Дома его ждали. Белый халат супруги – ее звали Альбина – уже лежал, замоченный с «Ариэлем», в пластмассовом тазике. Он долго плескал себе на лицо холодной водой.

Тонкий, но настойчивый голосок с кухни позвал:

– Ваня! Машенька! Идите за стол!

На выходе из ванной комнаты его поджидала дочка.

– Папочка! Папочка! – радостно закричала малышка, обнимая его за ноги. – Ты будешь есть с нами?

Иван кивнул, улыбнувшись дочке, но его улыбка вышла какой-то неестественной, как будто сделанной на заказ.

– Конечно, милая!

Они прошли на кухню. Хозяйка дома стояла у плиты и завершала подготовку к семейной трапезе.

Альбина была выше Ивана почти на треть головы. Она отличалась тонкой фигурой и прозрачными, как у японских девушек, чертами лица. Молодая женщина благосклонно позволила мужу дотянуться усами до своей щеки. Для этого ему пришлось привстать на цыпочки и слегка отодвинуть пряди ее распущенных до плеч густых темно-рыжих волос.

На столе стояли горячий суп, сырная нарезка и омлет с помидорами. Всё выглядело великолепно: свечи горели, посуда сверкала, ужин был горячим, и рядом была его семья. Но за этим идеальным фасадом пряталось нечто другое – то, что разъедало Ивана изнутри. Он сидел подавленный и неразговорчивый.

– Как прошел день? – поинтересовалась Альбина.

– Нормально, – угрюмо бросил Иван, не поднимая глаз от тарелки.

– Нормально? – переспросила она, явно не удовлетворившись его ответом. – Обычно ты не можешь остановиться, рассказывая о своих будущих статьях, о людях, которых встретил. А сегодня ты как в рот воды набрал. Что с тобой?

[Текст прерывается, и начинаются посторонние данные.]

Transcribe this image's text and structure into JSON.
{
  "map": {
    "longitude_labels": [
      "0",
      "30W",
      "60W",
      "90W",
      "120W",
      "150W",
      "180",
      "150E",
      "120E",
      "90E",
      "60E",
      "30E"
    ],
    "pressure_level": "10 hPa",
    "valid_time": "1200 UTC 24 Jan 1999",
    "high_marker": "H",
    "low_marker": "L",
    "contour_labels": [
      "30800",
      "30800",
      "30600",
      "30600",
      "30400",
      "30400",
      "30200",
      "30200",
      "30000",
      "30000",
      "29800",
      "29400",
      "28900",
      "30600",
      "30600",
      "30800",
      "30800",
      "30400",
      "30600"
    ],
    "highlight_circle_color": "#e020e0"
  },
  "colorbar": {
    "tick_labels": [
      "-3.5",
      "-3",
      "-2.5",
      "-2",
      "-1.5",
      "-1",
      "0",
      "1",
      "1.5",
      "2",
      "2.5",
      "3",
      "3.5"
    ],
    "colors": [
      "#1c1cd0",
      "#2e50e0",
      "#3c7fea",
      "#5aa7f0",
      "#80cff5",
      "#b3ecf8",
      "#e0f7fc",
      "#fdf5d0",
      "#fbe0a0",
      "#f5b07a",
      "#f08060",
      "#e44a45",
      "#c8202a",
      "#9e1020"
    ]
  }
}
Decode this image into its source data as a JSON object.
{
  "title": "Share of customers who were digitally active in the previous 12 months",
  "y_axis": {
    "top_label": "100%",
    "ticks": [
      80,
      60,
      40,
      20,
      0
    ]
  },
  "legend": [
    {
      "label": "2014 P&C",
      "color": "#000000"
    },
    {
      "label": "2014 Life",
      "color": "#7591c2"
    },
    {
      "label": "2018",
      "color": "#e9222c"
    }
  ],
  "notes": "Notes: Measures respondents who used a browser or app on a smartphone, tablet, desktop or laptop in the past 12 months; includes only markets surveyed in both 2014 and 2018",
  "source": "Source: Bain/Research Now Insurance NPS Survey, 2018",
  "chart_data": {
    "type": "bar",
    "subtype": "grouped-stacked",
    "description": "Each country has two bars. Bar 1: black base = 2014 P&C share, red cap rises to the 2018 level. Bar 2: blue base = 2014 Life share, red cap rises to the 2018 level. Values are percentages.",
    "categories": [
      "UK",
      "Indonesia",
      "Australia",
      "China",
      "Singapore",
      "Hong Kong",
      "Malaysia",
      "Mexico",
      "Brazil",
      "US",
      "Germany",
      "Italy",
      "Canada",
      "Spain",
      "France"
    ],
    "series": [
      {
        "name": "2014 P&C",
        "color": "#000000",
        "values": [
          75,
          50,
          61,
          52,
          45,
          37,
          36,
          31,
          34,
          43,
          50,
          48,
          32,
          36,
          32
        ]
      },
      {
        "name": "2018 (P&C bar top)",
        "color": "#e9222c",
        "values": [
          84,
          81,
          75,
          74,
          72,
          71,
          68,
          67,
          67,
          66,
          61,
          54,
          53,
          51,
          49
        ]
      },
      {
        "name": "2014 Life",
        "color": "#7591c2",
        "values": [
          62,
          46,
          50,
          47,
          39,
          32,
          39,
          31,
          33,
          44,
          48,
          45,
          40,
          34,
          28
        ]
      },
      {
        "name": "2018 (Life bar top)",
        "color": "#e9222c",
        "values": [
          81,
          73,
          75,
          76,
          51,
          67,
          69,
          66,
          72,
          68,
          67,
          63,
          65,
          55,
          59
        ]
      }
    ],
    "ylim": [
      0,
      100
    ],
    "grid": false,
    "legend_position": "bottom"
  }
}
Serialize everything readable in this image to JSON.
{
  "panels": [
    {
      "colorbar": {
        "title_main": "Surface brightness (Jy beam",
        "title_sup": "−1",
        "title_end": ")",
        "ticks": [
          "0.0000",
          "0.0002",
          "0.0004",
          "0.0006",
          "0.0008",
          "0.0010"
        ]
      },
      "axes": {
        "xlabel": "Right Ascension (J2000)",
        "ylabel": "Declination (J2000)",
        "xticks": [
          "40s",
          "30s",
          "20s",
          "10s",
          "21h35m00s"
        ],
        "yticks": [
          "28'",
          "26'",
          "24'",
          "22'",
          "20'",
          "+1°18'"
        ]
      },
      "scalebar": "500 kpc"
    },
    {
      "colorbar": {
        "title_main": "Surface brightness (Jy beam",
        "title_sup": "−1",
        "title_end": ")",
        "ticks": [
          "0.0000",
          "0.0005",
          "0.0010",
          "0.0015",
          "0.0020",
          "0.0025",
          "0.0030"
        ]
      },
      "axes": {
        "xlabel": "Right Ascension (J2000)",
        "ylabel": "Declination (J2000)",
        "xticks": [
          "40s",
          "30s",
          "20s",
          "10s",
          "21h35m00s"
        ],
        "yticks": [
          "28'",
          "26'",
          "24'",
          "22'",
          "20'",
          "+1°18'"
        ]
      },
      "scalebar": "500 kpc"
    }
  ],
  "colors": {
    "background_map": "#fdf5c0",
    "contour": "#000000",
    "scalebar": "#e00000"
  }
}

Иван продолжал молчать. Он ел медленно, но на вкус еда была как будто картонной. Маша сидела напротив, разглядывая отца с любопытством. Она привыкла, что папа всегда шутит, рассказывает какие-нибудь истории, а сегодня он был другой. Маленькая, но умная, она уже понимала, что что-то не так.

– Папочка! Папочка! А ты сегодня сказку не расскажешь? – спросила она, не отрывая глаз от его лица.

– Потом, Машенька, – неопределенно ответил Иван, даже не глянув на дочь.

Маша сморщила носик, стала тыкать вилкой в свой омлет, но ела неохотно. Вскоре она отложила приборы и попросила разрешения уйти в гостиную.

– Иди, – Альбина отпустила её, но Иван этого даже не заметил.

Малышка вышла, и в кухне повисла гнетущая тишина.

– Ну, так что с тобой? – с раздражением заговорила Альбина, убирая за дочкой тарелку. – Я целый день на работе, потом мчусь в детсад, стою на кухне, готовлю твой любимый омлет, а ты сидишь как привидение! Ты бы хоть дома отвлекался от своих раскопок, не тащил всё это с собой!

– Отвлекался? – Иван поднял на подругу взгляд, в котором читалось удивление. – Ты думаешь, это так просто?

– Да! – Альбина отрезала с уверенностью, которая ему показалась странной. – Работа есть работа, но дом – это другое. Ты должен уметь разделять. Это твой долг.

– Долг? – усмехнулся Иван. – Ты говоришь о долге? Ты знаешь, что сегодня мне пришлось слушать? Как врач рассказывала, что её мать умерла от болевого шока, потому что в больнице решили экономить на наркозе. А ты говоришь мне про долг.

– Я говорю тебе про твой долг перед семьёй! – Альбина уже не сдерживалась. – Мы тут каждый день тебя ждём, надеемся, что хоть вечером ты побудешь с нами. Но ты каждый раз приходишь с мыслями о работе, и это разрушает всё! Ты даже на Машу не посмотрел сегодня, не пошутил с ней, как всегда.

– Потому что это не просто работа! – резко ответил Иван. – Это жизнь, это реальность. Я пишу о том, что происходит каждый день с сотнями людей, и это не просто раскопки, как ты говоришь! Это борьба, это… – он осекся, словно не мог подобрать нужных слов.